Il tragico incidente del 12 giugno, che ha visto precipitare un Boeing 787 Dreamliner della compagnia Air India causando la morte di 260 persone, si arricchisce di nuovi e inquietanti dettagli. Secondo quanto riportato dal Corriere della Sera, le ultime analisi delle scatole nere e delle registrazioni audio rivelano una drammatica discussione tra i due piloti proprio nei minuti immediatamente precedenti alla tragedia, aprendo nuovi scenari sulla dinamica dell’incidente.
Una discussione tra i piloti al cuore del mistero
Le fonti occidentali, rimaste anonime ma in contatto con le autorità indiane, hanno ascoltato le registrazioni che testimoniano un confronto acceso tra i due uomini ai comandi. Uno dei piloti avrebbe ripetutamente chiesto all’altro: “Perché li hai spenti?”, riferendosi con ogni probabilità ai motori dell’aereo. La domanda, secca e senza incertezze, suggerisce un gesto improvviso e potenzialmente incomprensibile in un momento così delicato del volo.
Il dialogo si sarebbe rapidamente intensificato, degenerando in urla e accuse reciproche. A un certo punto, si sentirebbe anche un’affermazione: “Non sono stato io”, segno che entrambi i piloti potrebbero aver negato la responsabilità dello spegnimento dei motori. Questa azione, secondo le prime ricostruzioni tecniche, avrebbe causato la perdita totale di potenza, portando inevitabilmente alla caduta dell’aereo.
Le incognite e le possibili responsabilità
Al momento non è chiaro chi tra comandante e primo ufficiale abbia pronunciato per primo le frasi registrate. Le autorità indiane, che possiedono i file audio originali, sembrano avere gli elementi per distinguere le voci e stabilire con precisione il ruolo di ciascuno. Resta da capire se l’errore umano sia stato frutto di un malinteso tecnico, di un ordine sbagliato o di un gesto intenzionale.
La manovra che avrebbe privato i motori del carburante in un momento così critico apre scenari sconcertanti: circa dieci secondi dopo la discussione, qualcuno in cabina avrebbe tentato di ripristinare l’alimentazione di carburante ai motori, ma ormai era troppo tardi per evitare la tragedia.
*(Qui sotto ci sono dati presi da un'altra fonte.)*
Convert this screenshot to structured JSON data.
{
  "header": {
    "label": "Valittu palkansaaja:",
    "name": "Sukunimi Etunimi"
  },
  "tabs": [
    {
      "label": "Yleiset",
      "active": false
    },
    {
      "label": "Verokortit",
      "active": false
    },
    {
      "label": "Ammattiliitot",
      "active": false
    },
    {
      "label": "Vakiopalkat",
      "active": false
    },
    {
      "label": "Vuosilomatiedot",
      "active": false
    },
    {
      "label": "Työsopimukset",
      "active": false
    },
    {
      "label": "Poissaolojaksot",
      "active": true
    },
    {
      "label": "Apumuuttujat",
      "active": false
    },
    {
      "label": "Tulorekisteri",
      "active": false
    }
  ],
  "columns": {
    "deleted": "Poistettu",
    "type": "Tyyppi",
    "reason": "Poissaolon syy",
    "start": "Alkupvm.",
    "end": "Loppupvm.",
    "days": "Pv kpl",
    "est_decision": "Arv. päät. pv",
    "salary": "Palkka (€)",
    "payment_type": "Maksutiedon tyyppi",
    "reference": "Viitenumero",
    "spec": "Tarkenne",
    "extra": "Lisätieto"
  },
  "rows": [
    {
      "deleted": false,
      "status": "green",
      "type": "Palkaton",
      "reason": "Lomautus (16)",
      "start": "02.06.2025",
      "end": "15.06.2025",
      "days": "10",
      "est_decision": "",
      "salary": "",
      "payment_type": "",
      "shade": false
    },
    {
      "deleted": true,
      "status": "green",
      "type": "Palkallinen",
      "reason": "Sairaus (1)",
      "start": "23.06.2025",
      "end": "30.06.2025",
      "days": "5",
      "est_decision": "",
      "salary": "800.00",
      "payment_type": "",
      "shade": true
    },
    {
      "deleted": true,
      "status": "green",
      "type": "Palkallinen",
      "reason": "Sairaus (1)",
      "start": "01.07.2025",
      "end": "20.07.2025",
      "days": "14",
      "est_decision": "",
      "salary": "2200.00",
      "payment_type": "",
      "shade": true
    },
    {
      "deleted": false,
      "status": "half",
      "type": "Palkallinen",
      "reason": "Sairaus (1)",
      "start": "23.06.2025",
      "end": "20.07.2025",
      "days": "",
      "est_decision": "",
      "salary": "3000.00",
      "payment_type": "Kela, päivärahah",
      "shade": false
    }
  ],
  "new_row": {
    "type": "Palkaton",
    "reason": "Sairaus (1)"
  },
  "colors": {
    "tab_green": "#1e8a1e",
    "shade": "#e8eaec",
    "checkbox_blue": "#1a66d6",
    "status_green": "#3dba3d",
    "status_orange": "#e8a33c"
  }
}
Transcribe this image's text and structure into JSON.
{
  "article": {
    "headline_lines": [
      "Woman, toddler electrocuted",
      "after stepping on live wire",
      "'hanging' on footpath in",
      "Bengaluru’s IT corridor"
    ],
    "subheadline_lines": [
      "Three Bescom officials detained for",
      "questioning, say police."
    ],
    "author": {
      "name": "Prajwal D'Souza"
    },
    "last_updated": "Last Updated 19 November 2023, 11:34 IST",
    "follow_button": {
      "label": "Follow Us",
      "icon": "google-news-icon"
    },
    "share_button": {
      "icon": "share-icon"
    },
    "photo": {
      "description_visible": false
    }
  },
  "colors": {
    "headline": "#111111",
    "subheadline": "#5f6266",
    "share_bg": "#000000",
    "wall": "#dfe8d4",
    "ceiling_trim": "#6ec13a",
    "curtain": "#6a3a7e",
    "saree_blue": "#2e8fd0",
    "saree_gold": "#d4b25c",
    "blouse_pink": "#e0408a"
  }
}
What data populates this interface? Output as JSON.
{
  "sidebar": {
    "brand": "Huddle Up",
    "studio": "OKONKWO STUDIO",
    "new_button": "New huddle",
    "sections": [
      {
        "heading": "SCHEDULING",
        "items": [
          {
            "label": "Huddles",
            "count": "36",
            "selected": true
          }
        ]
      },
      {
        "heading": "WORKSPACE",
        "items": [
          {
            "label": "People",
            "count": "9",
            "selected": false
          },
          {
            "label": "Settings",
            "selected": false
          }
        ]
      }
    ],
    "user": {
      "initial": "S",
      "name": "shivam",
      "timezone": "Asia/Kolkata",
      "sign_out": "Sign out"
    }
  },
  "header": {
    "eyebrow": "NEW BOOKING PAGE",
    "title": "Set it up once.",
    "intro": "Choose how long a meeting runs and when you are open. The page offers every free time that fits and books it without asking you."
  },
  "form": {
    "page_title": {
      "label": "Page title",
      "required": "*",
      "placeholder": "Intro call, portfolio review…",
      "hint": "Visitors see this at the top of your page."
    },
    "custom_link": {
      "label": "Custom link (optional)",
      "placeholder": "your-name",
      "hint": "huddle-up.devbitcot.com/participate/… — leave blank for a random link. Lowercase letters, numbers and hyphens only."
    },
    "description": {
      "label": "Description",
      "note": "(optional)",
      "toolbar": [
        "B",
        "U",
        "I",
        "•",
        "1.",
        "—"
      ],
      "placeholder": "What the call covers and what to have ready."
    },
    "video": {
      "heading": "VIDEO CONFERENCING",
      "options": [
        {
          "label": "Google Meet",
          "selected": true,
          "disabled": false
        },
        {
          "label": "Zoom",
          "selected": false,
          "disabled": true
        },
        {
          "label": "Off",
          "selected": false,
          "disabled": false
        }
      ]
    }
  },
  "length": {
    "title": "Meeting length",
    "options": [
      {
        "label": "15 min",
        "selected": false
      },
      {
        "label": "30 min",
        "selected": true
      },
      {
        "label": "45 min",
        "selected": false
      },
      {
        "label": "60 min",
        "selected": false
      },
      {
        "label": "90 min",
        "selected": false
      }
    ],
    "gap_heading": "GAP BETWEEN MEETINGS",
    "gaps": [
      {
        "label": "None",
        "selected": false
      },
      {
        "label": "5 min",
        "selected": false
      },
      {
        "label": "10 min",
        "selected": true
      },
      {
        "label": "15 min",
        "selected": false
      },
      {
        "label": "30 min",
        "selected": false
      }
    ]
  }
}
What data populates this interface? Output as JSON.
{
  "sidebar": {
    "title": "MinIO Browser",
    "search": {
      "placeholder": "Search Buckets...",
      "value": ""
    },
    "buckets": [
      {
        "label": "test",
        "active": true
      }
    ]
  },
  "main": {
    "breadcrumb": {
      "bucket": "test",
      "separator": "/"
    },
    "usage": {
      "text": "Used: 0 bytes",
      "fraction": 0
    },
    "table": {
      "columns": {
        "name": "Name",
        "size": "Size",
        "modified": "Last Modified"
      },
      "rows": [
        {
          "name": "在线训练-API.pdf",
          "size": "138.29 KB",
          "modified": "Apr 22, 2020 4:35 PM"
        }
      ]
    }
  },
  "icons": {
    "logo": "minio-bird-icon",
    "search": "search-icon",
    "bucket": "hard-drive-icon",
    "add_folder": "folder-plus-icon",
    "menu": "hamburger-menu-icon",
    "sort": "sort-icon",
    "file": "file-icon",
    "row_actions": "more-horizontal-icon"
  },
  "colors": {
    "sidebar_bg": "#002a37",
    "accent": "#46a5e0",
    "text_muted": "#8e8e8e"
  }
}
Un incidente che mette in discussione la sicurezza
Il disastro del volo Air India si distingue per la sua dinamica: non si è trattato di un’improvvisa avaria o di condizioni meteorologiche avverse, ma di un evento che si è verificato all’interno della cabina, tra le persone incaricate di garantire la sicurezza dell’aereo. Se dovesse essere confermato che l’incidente è stato causato da un errore umano consapevole o da una cattiva gestione del carburante, le responsabilità sarebbero gravissime e solleverebbero interrogativi sulla formazione e sulla gestione delle emergenze a bordo.
L’attesa del rapporto ufficiale e le implicazioni
In attesa della pubblicazione di un rapporto ufficiale completo, le nuove rivelazioni alimentano l’angoscia delle famiglie delle vittime e aumentano l’attenzione internazionale su un caso che si fa ogni giorno più complesso. La registrazione delle voci disperate in cabina rappresenta un tassello fondamentale per comprendere l’ultima tragica sequenza di eventi e, forse, per prevenire future tragedie simili.